4. King D, Brughelli M, Hume P, Gissane C. Concussions in amateur
rugby union identified with the use of a rapid visual screening tool. J
Neurol Sci., 2013;326(1-2):59-63.
5. King DA, Clark T, Gissane C. Use of a rapid visual screening
tool for the assessment of concussion in amateur rugby league players.
J Neurol Sci., 2012; 320:16-21.
6. King D, Gissane C, Brughelli M, Hume PA, Harawira J.
Sport-related concussions in New Zealand: a review of 10 years of Accident
Compensation Corporation moderate to severe claims and costs. Journal
of Science and Medicine in Sport, 2013; http://dx.doi.org/10.1016/j.jsams.2013.05.007
All references listed here are published in established peer reviewed
journals. Regarding reference 3, this journal is no longer in print. All
journal articles are available on request from the institution.
Details of the impact
This research has assisted in mitigating harm to players. It has further
influenced professional standards and game legislation. Two specific
examples of impact are presented here to illuminate this case study,
demonstrating how impact has arisen from the body of research outlined
Firstly, a change in Rugby League bylaws, which occurred after a case was
made by the Chairman of The RLMA to The Rugby Football League which
occurred as a direct result of research undertaken by Gissane and
colleagues and, secondly, raising the debate around concussion in sport
globally, through research into the rapid assessment of concussion using
the King-Devick test. The RLMA was successful in getting a bylaw regarding
entering the field of play. Today, that bylaw is still part of RFL Medical
E.9 Hot Weather Code
When both clubs medical staff agree that the heat and/or humidity is
such that players require additional water they should approach the
Match Commissioner (or Referee if there is no Match Commissioner) to
request one or both of the special measures below. (Where there is only
one Doctor present he/she is entitled to make the request on his/her
own). The Match Commissioner shall grant this request and shall ensure
that the Referee, home Club secretary and broadcast partner are aware of
- The positioning of water containers around the ground (ensuring
that there is no danger to players or spectators) to enable players to
- A two minute break at an appropriate natural pause in the game
approximately half way through the first and second halves to allow
players to take on extra water.
From: RFL Medical Standards 2012 Section E page 59.
When the research1,2,3 was originally conducted, it was not
only the Super League and the professional ranks that needed to be
considered. For the first time, many amateur players played in the summer.
The evidence and the consequent bylaw were important to those players
also. Gissane was awarded the Esso prize for research by the Occupational
Medicine Society in 2004, in recognition of research and its impact.

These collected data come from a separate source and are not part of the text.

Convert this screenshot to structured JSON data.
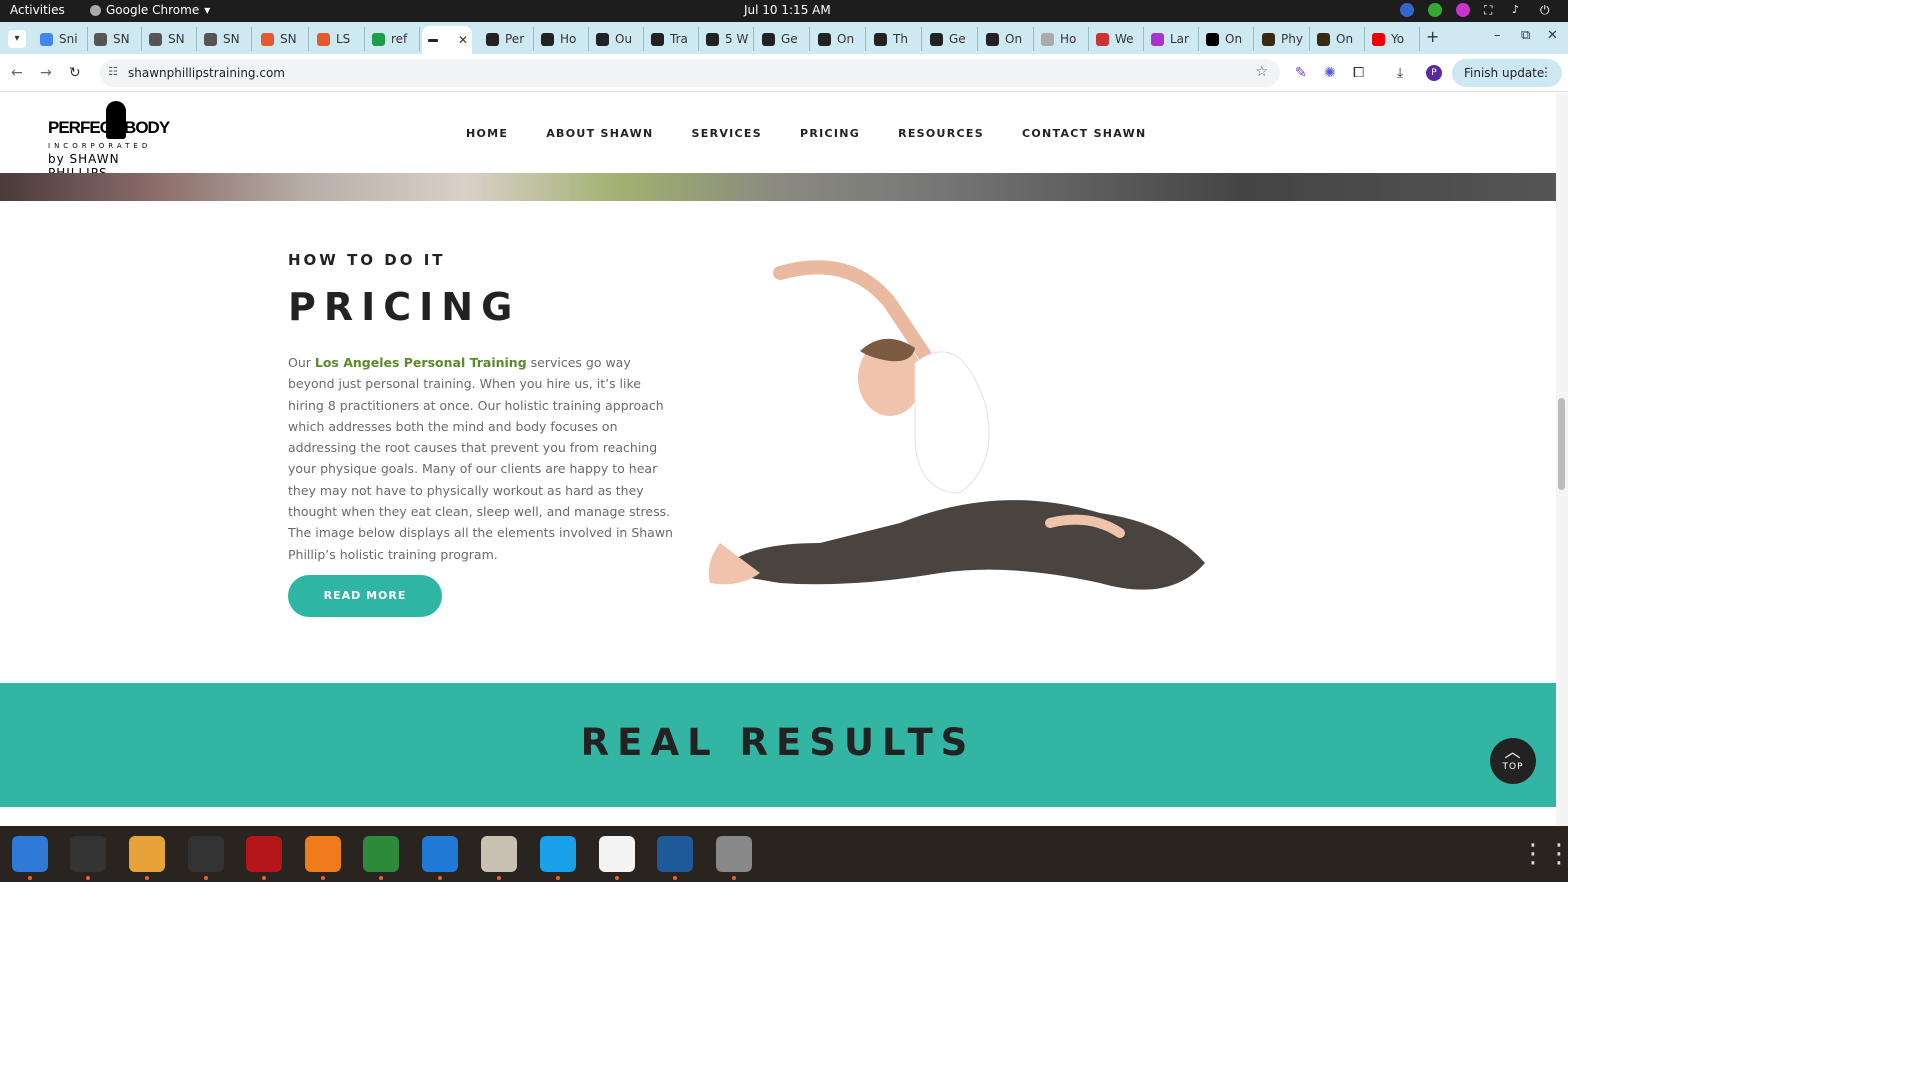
{
  "os": {
    "activities": "Activities",
    "app_name": "Google Chrome",
    "clock": "Jul 10  1:15 AM"
  },
  "browser": {
    "tabs": [
      {
        "label": "Sni",
        "color": "#4285f4"
      },
      {
        "label": "SN",
        "color": "#555"
      },
      {
        "label": "SN",
        "color": "#555"
      },
      {
        "label": "SN",
        "color": "#555"
      },
      {
        "label": "SN",
        "color": "#e45a2c"
      },
      {
        "label": "LS",
        "color": "#e45a2c"
      },
      {
        "label": "ref",
        "color": "#1e9e4a"
      },
      {
        "label": "Per",
        "color": "#222"
      },
      {
        "label": "Ho",
        "color": "#222"
      },
      {
        "label": "Ou",
        "color": "#222"
      },
      {
        "label": "Tra",
        "color": "#222"
      },
      {
        "label": "5 W",
        "color": "#222"
      },
      {
        "label": "Ge",
        "color": "#222"
      },
      {
        "label": "On",
        "color": "#222"
      },
      {
        "label": "Th",
        "color": "#222"
      },
      {
        "label": "Ge",
        "color": "#222"
      },
      {
        "label": "On",
        "color": "#222"
      },
      {
        "label": "Ho",
        "color": "#aaa"
      },
      {
        "label": "We",
        "color": "#c33"
      },
      {
        "label": "Lar",
        "color": "#a3c"
      },
      {
        "label": "On",
        "color": "#000"
      },
      {
        "label": "Phy",
        "color": "#3a2a10"
      },
      {
        "label": "On",
        "color": "#3a2a10"
      },
      {
        "label": "Yo",
        "color": "#e00"
      }
    ],
    "url": "shawnphillipstraining.com",
    "finish_update": "Finish update",
    "profile_initial": "P"
  },
  "site": {
    "logo": {
      "line1": "PERFECT BODY",
      "line2": "INCORPORATED",
      "line3": "by SHAWN PHILLIPS"
    },
    "nav": [
      "HOME",
      "ABOUT SHAWN",
      "SERVICES",
      "PRICING",
      "RESOURCES",
      "CONTACT SHAWN"
    ],
    "eyebrow": "HOW TO DO IT",
    "title": "PRICING",
    "body_before": "Our ",
    "body_link": "Los Angeles Personal Training",
    "body_after": " services go way beyond just personal training. When you hire us, it’s like hiring 8 practitioners at once. Our holistic training approach which addresses both the mind and body focuses on addressing the root causes that prevent you from reaching your physique goals. Many of our clients are happy to hear they may not have to physically workout as hard as they thought when they eat clean, sleep well, and manage stress. The image below displays all the elements involved in Shawn Phillip’s holistic training program.",
    "read_more": "READ MORE",
    "results_title": "REAL RESULTS",
    "top_button": "TOP"
  },
  "dock": [
    "thunderbird-icon",
    "terminal-icon",
    "calculator-icon",
    "system-monitor-icon",
    "filezilla-icon",
    "firefox-icon",
    "chrome-icon",
    "vscode-icon",
    "files-icon",
    "skype-icon",
    "text-editor-icon",
    "document-viewer-icon",
    "disks-icon",
    "app-grid-icon"
  ]
}
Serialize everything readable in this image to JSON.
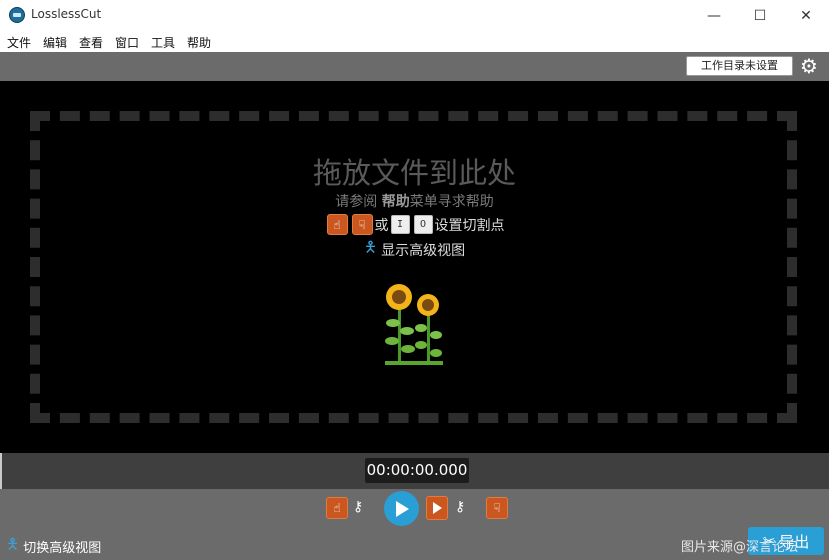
{
  "window": {
    "title": "LosslessCut",
    "minimize": "—",
    "maximize": "☐",
    "close": "✕"
  },
  "menu": [
    "文件",
    "编辑",
    "查看",
    "窗口",
    "工具",
    "帮助"
  ],
  "toolbar": {
    "workdir_label": "工作目录未设置",
    "settings_icon": "gear-icon"
  },
  "dropzone": {
    "title": "拖放文件到此处",
    "help_prefix": "请参阅 ",
    "help_bold": "帮助",
    "help_suffix": "菜单寻求帮助",
    "cut_or": "或",
    "key_start": "I",
    "key_end": "O",
    "cut_text": "设置切割点",
    "advanced_text": "显示高级视图"
  },
  "timeline": {
    "timecode": "00:00:00.000"
  },
  "bottom": {
    "toggle_advanced": "切换高级视图",
    "export_label": "导出",
    "watermark": "图片来源@深言论坛"
  },
  "colors": {
    "accent": "#2a9fd6",
    "cutpoint": "#c9571f",
    "panel": "#6b6b6b"
  }
}
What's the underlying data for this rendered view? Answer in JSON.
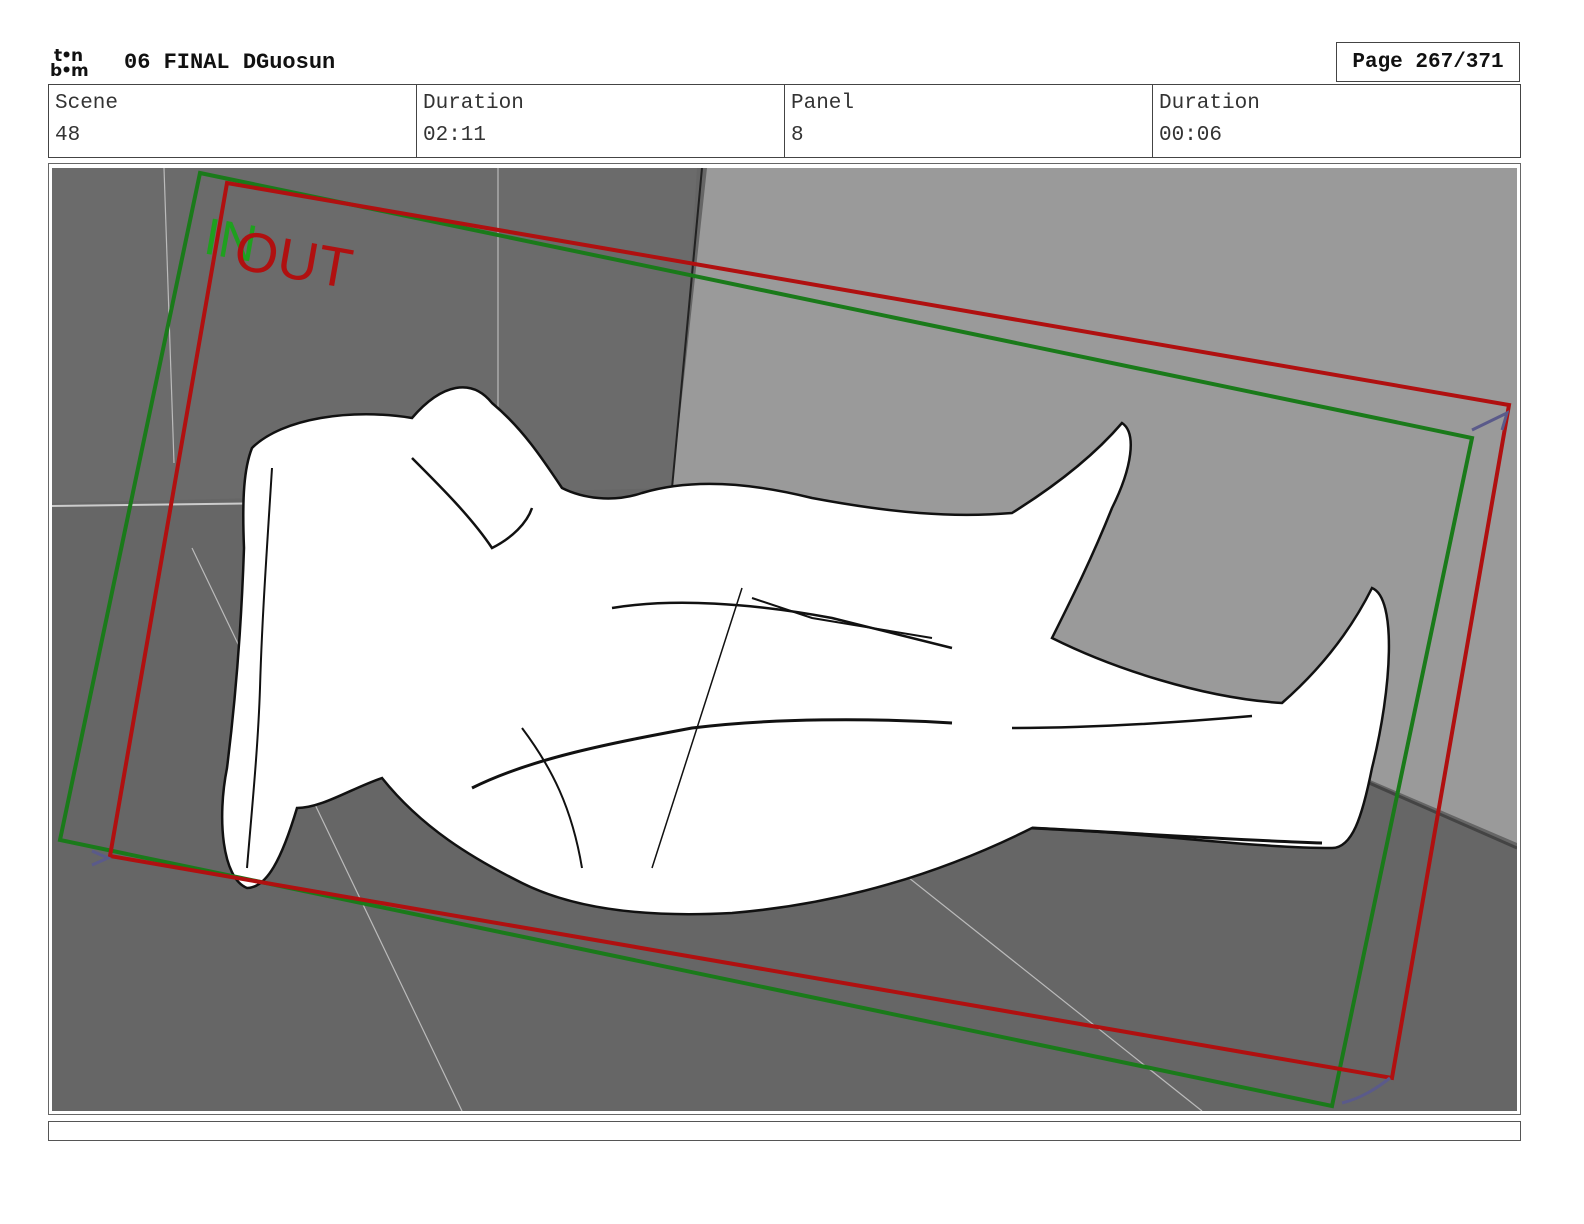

Concussion as a topic is currently being debated in public. As part of
that debate, the research has been discussed extensively in online forums,
and has featured in the mainstream press, e.g. the `New York Times'. The
research that has been conducted by Gissane and his fellow researchers has
featured prominently in this discussion4,5,6. The discussion in
the media has included radio shows, television news shows and also
newspaper reports, raising awareness and stimulating debate amongst a wide
audience around this important issue.
The underpinning research focuses on the fact that anyone who
participates in sport risks being concussed. At the grassroots levels of
any sport resources and funding are often not available for some of the
more sophisticated equipment available to professional sports persons. The
importance of this issue was presented in an article in the journal Neurosurgery
(Duenas et al. 2013), where Gissane's work was directly cited and
highlighted. Yet, the risk is still present and coaching and support staff
must be educated in recognising and assessing the injury. This has led to
the interest in the research in the media. A simple test is employed,
which can be used at several sporting levels for minimal costs. It has
been able to identify un-witnessed concussion which has led to greater
understanding of the incidence of concussion in sport.